Sundays are for hopping over stepping stones across a river. There’s a stone missing in the middle. Immediately, a quest decision prompt flashes up before my eyes, offering three choices: turn back in humiliation; attempt the leap and risk perishing in the writhing waters, leaving this week’s Sunday Papers unfinished; or pile up smaller stones into a rudimentary foothold – an alteration of the river’s flow that will surely lead to calamity miles downstream in the Humber Estuary. Urgency is added by the arrival of swarms of flies.
I chickened out and turned back in the end, but not before taking a lovely photo. Anyway, here are some things to read.
Bruno Dias attempts to decentralise “meaningful choice” in narrative design, arguing that we do not have to adhere to any rigid binary between choices with ‘real’ outcomes and ‘false’ choices that merge back into the flow of events. I like this line: “A choice is ultimately a question you’re asking the player, and sometimes the function of a question is to let the player hear their own answer.” Here is a longer chunk:
Branching choices have a structural dimension; they take part in literally defining the shape of the narrative from the standpoint of which textual fragments are or aren’t included. But they also have a rhetorical dimension; choices say things, in themselves. I tend to make an analogy to the role of editing in cinema, where edits similarly act both as a broad organizing system for a film narrative and as immediate components of its rhetorical or aesthetic content.
Oma Keeling considers modernism and postmodernism by way of two recent platformers, Fallstruktur and Automaton Lung.
i would in a sense argue that the platformer genre emerged as a postmodern medium designed to sell itself to you on the challenge of navigating non-social spaces. its conventions, in the coin pushing of the arcade were built on selling that experience, surviving a spatial confusion machine.
here then, in Fallstruktur and Automaton Lung’s dream logic architectures, two modes of addressing this. A socialised tool for the production of further digital simulations of the types of navigation that haunt and thrill, and a loose narrative world, supporting in its sale the livelihood of one developer and any Megacorporations that take tax on the sale, built around the aesthetic pleasures in the control of space for the arcane collection of credits.
Over at FAIR, Justine Barron makes the case for collective bias among bigger US media outlets towards the idea that Long Covid is a form of mass psychogenic illness.
To varying degrees, articles that psychologize Long Covid tend to acknowledge that the physical symptoms experienced by patients are real, just unlikely to be caused by the Covid virus or any other biological origin. They often point to a vague mind-body paradigm as an explanation, but one in which the mind controls the body far more than the reverse. Overall, these articles emphasize that patients would benefit more from mental health and/or social service solutions than research and medicine.

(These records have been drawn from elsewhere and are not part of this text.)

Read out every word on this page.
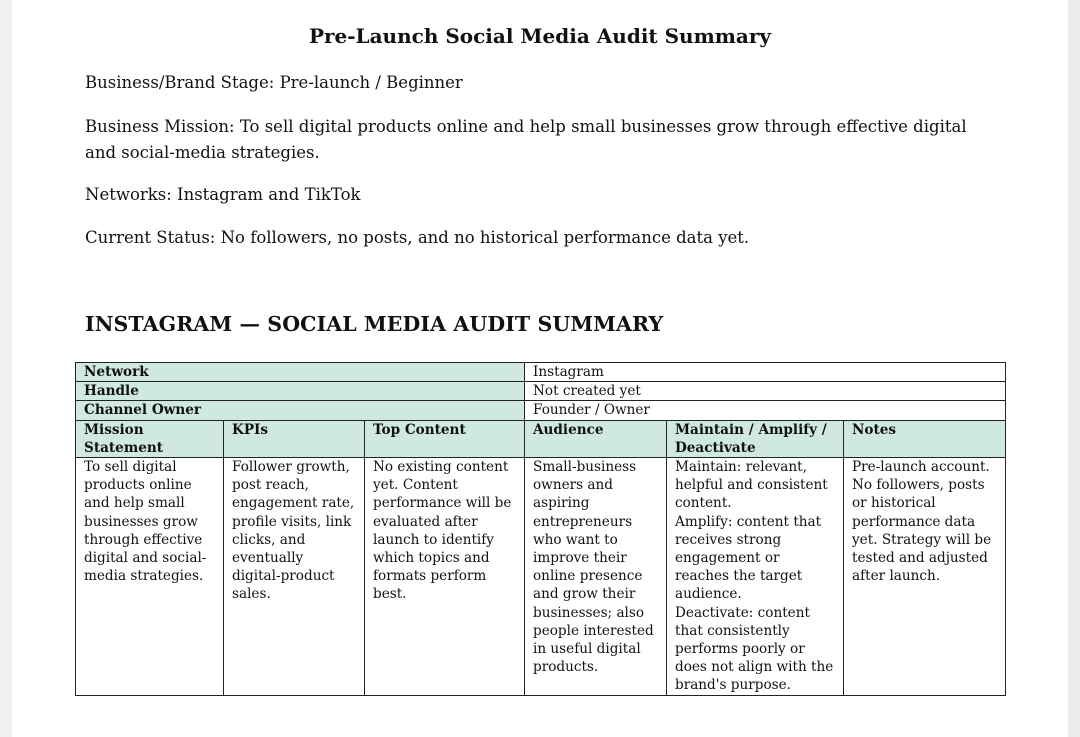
Pre-Launch Social Media Audit Summary
Business/Brand Stage: Pre-launch / Beginner
Business Mission: To sell digital products online and help small businesses grow through effective digital and social-media strategies.
Networks: Instagram and TikTok
Current Status: No followers, no posts, and no historical performance data yet.
INSTAGRAM — SOCIAL MEDIA AUDIT SUMMARY
Network			Instagram		
Handle			Not created yet		
Channel Owner			Founder / Owner		
Mission Statement	KPIs	Top Content	Audience	Maintain / Amplify / Deactivate	Notes
To sell digital products online and help small businesses grow through effective digital and social-media strategies.	Follower growth, post reach, engagement rate, profile visits, link clicks, and eventually digital-product sales.	No existing content yet. Content performance will be evaluated after launch to identify which topics and formats perform best.	Small-business owners and aspiring entrepreneurs who want to improve their online presence and grow their businesses; also people interested in useful digital products.	Maintain: relevant, helpful and consistent content.
Amplify: content that receives strong engagement or reaches the target audience.
Deactivate: content that consistently performs poorly or does not align with the brand's purpose.	Pre-launch account. No followers, posts or historical performance data yet. Strategy will be tested and adjusted after launch.
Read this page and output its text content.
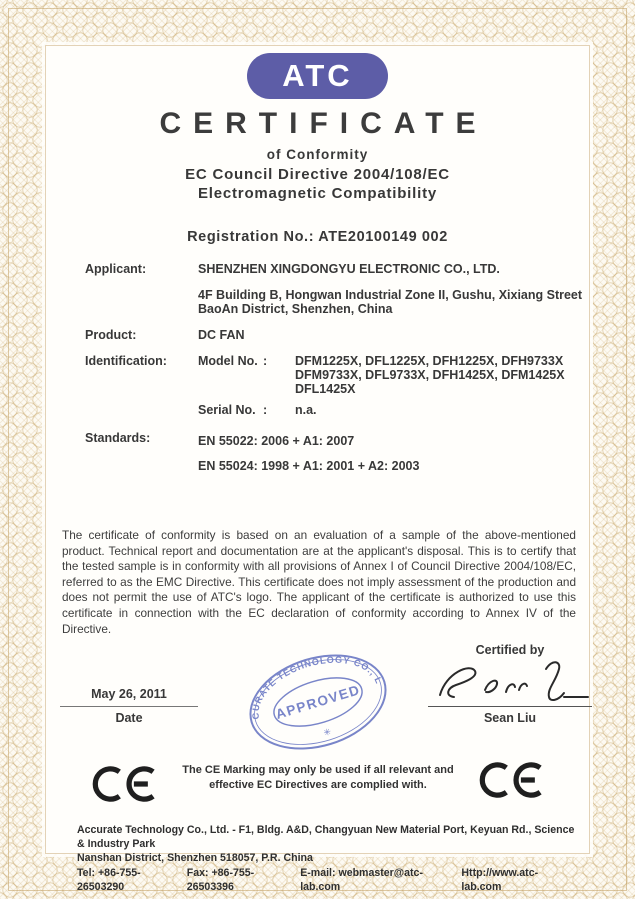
ATC
CERTIFICATE
of Conformity
EC Council Directive 2004/108/EC
Electromagnetic Compatibility
Registration No.: ATE20100149 002
Applicant:	SHENZHEN XINGDONGYU ELECTRONIC CO., LTD.
4F Building B, Hongwan Industrial Zone II, Gushu, Xixiang Street
BaoAn District, Shenzhen, China
Product:	DC FAN
Identification: Model No. : DFM1225X, DFL1225X, DFH1225X, DFH9733X
DFM9733X, DFL9733X, DFH1425X, DFM1425X
DFL1425X
Serial No. : n.a.
Standards:	EN 55022: 2006 + A1: 2007
EN 55024: 1998 + A1: 2001 + A2: 2003
The certificate of conformity is based on an evaluation of a sample of the above-mentioned product. Technical report and documentation are at the applicant's disposal. This is to certify that the tested sample is in conformity with all provisions of Annex I of Council Directive 2004/108/EC, referred to as the EMC Directive. This certificate does not imply assessment of the production and does not permit the use of ATC's logo. The applicant of the certificate is authorized to use this certificate in connection with the EC declaration of conformity according to Annex IV of the Directive.
Certified by
ACCURATE TECHNOLOGY CO., LTD
APPROVED
✳
May 26, 2011
Date	Sean Liu
The CE Marking may only be used if all relevant and
effective EC Directives are complied with.
Accurate Technology Co., Ltd. - F1, Bldg. A&D, Changyuan New Material Port, Keyuan Rd., Science & Industry Park
Nanshan District, Shenzhen 518057, P.R. China
Tel: +86-755-26503290
Fax: +86-755-26503396
E-mail: webmaster@atc-lab.com
Http://www.atc-lab.com
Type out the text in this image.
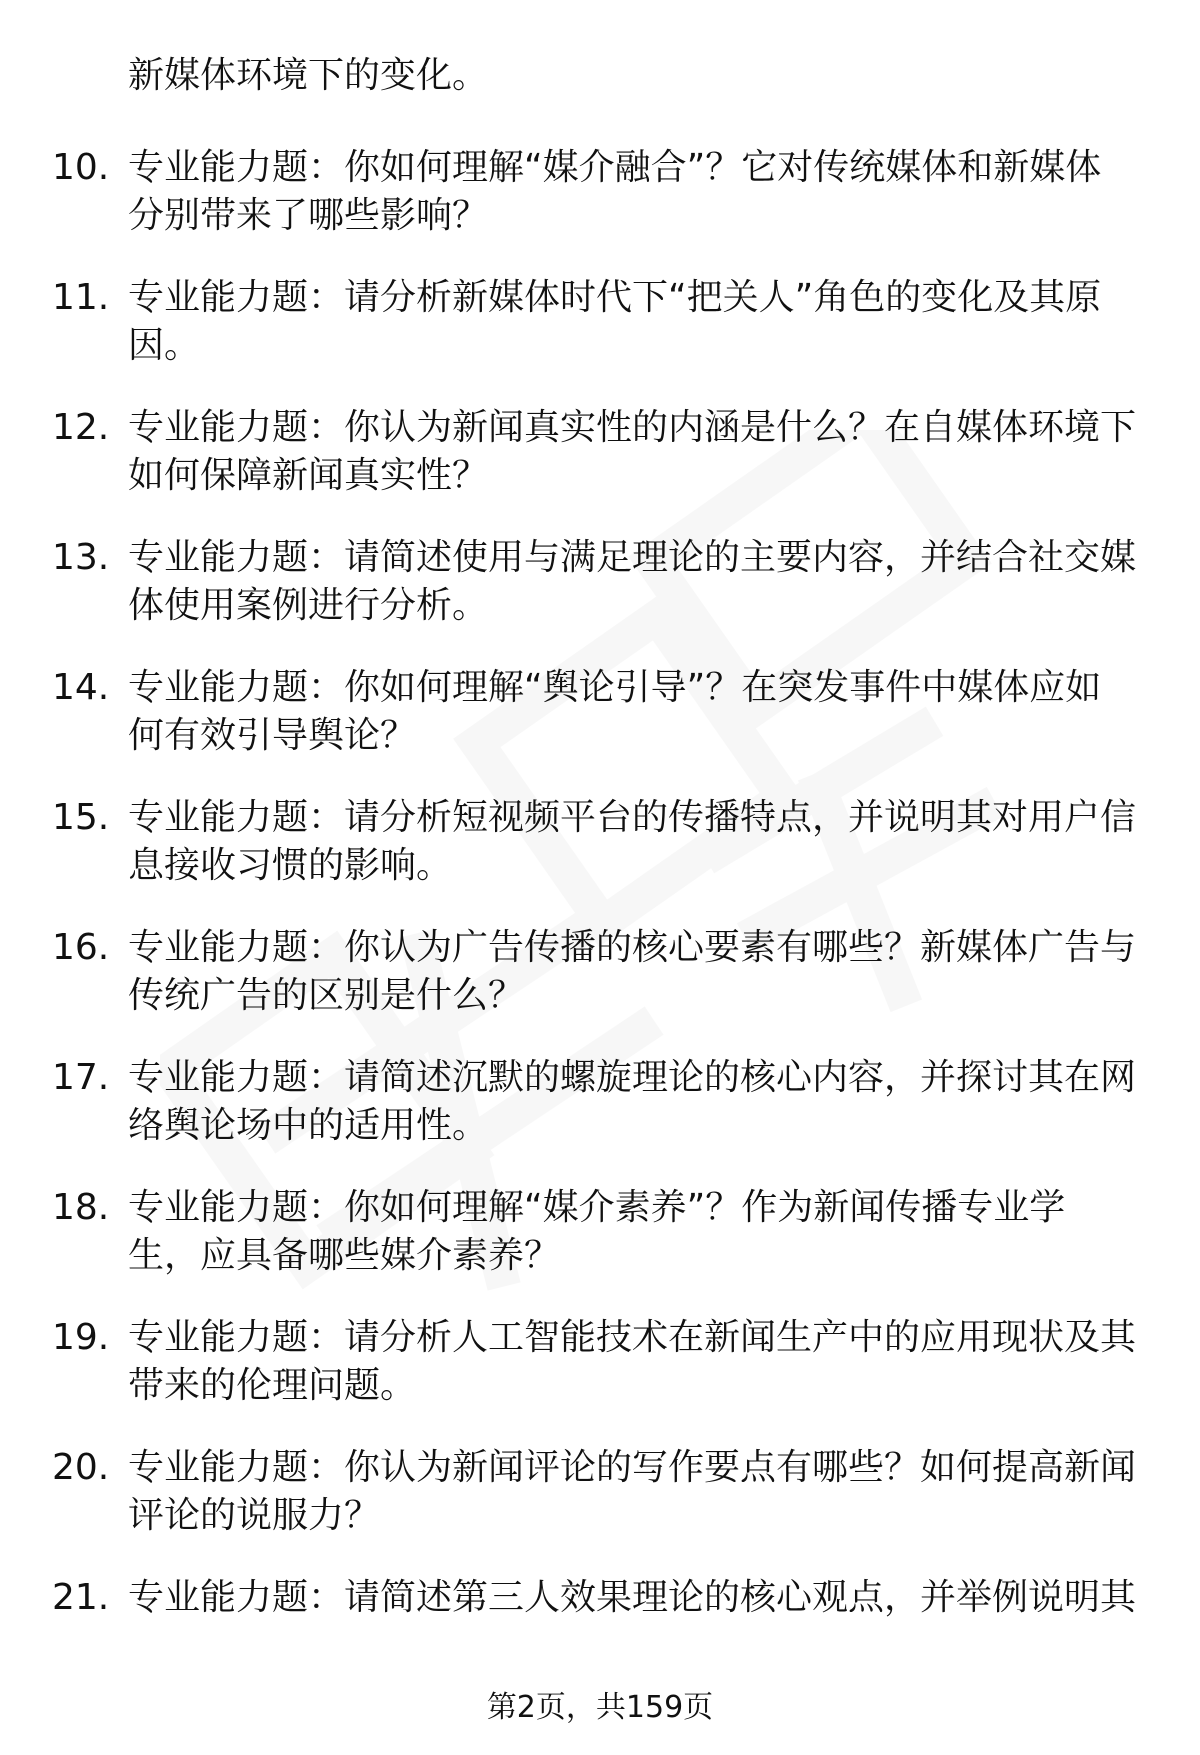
新媒体环境下的变化。
10. 专业能力题：你如何理解“媒介融合”？它对传统媒体和新媒体
分别带来了哪些影响？
11. 专业能力题：请分析新媒体时代下“把关人”角色的变化及其原
因。
12. 专业能力题：你认为新闻真实性的内涵是什么？在自媒体环境下
如何保障新闻真实性？
13. 专业能力题：请简述使用与满足理论的主要内容，并结合社交媒
体使用案例进行分析。
14. 专业能力题：你如何理解“舆论引导”？在突发事件中媒体应如
何有效引导舆论？
15. 专业能力题：请分析短视频平台的传播特点，并说明其对用户信
息接收习惯的影响。
16. 专业能力题：你认为广告传播的核心要素有哪些？新媒体广告与
传统广告的区别是什么？
17. 专业能力题：请简述沉默的螺旋理论的核心内容，并探讨其在网
络舆论场中的适用性。
18. 专业能力题：你如何理解“媒介素养”？作为新闻传播专业学
生，应具备哪些媒介素养？
19. 专业能力题：请分析人工智能技术在新闻生产中的应用现状及其
带来的伦理问题。
20. 专业能力题：你认为新闻评论的写作要点有哪些？如何提高新闻
评论的说服力？
21. 专业能力题：请简述第三人效果理论的核心观点，并举例说明其
第2页，共159页
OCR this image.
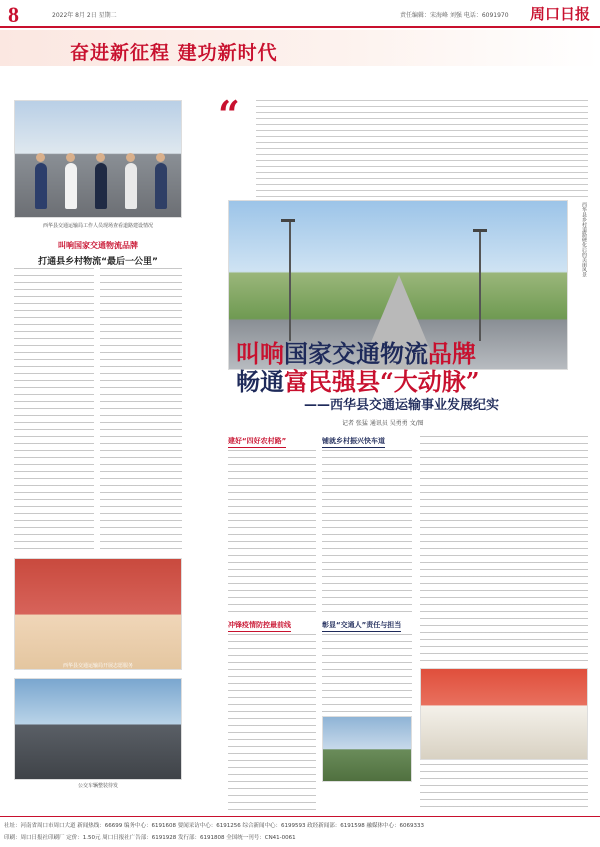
8	2022年 8月 2日 星期二	责任编辑：宋海峰 刘强 电话：6091970 周口日报
奋进新征程 建功新时代
西华县交通运输局工作人员现场查看道路建设情况
叫响国家交通物流品牌
打通县乡村物流“最后一公里”
西华县交通运输局开展志愿服务
公交车辆整装待发
“
西华县乡村道路硬化后的美丽风景
叫响国家交通物流品牌
畅通富民强县“大动脉”
——西华县交通运输事业发展纪实
记者 张猛 通讯员 吴勇勇 文/图
建好“四好农村路”	铺就乡村振兴快车道
冲锋疫情防控最前线	彰显“交通人”责任与担当
社址：河南省周口市周口大道 新闻热线：66699 编务中心：6191608 要闻采访中心：6191256 综合新闻中心：6199593 政经新闻部：6191598 融媒体中心：6069333
印刷：周口日报社印刷厂 定价：1.50元 周口日报社广告部：6191928 发行部：6191808 全国统一刊号：CN41-0061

For Defector, Corey Miller attempts a grand unified theory of “long D&D” and its politics by way of Matt Dinniman’s “litRPG” Carl novels (which I haven’t read – honestly, they don’t sound as compelling as all that, but then again, my interest in the core ideas has possibly been spoiled by watching too many bad isekai shows.)
D&D itself has, in its half-century history, seemed both ally and nemesis to left and right politics alike. Reactionary campaigns to have the game banned for encouraging Satanism have given way to a wistful appreciation for its longtime modeling of racial essentialism; left critiques of that same essentialism have been tempered by an awareness of D&D as a space of liberatory imaginative play, often for social misfits.
Michael Brough, developer of very good roguelikes, has some feisty advice for people writing about indie games.
Look, “niche” is not a property of a game. It’s a recess in a wall to put decoration in. (Some games do have niches in them.) I guess you’re using it in some metaphorical way to mean that the group of people playing the game is small enough to fit into a niche? This is not very interesting, and it is not even a fact about the game. You’re telling us about the game because you like it! What do you like about it? That’s way more interesting.
You’re not as weird as you think you are. I’m sorry, but you’re actually not. You’re holding onto this idea of yourself being such an atypical person and your tastes being so niche as a way to feel a bit special. And by god you are special. You are so special. You are this beautiful unique incredible configuration of stardust and we love you. You’re great. But you’re not unusual. If you like a thing, there’s going to be a ton of other people who would like it, for the same reasons you do. Maybe they haven’t heard of it yet. Maybe you can tell them.
Cecile Richard recently hosted the third manifesto jam on Itch – 333 entries in total, enough impassioned and often brilliant ranting to last you till Xmas.
Today’s musicians are either Dur-Dur Band or The Doors. Merry Sunday all. Keep your feet dry!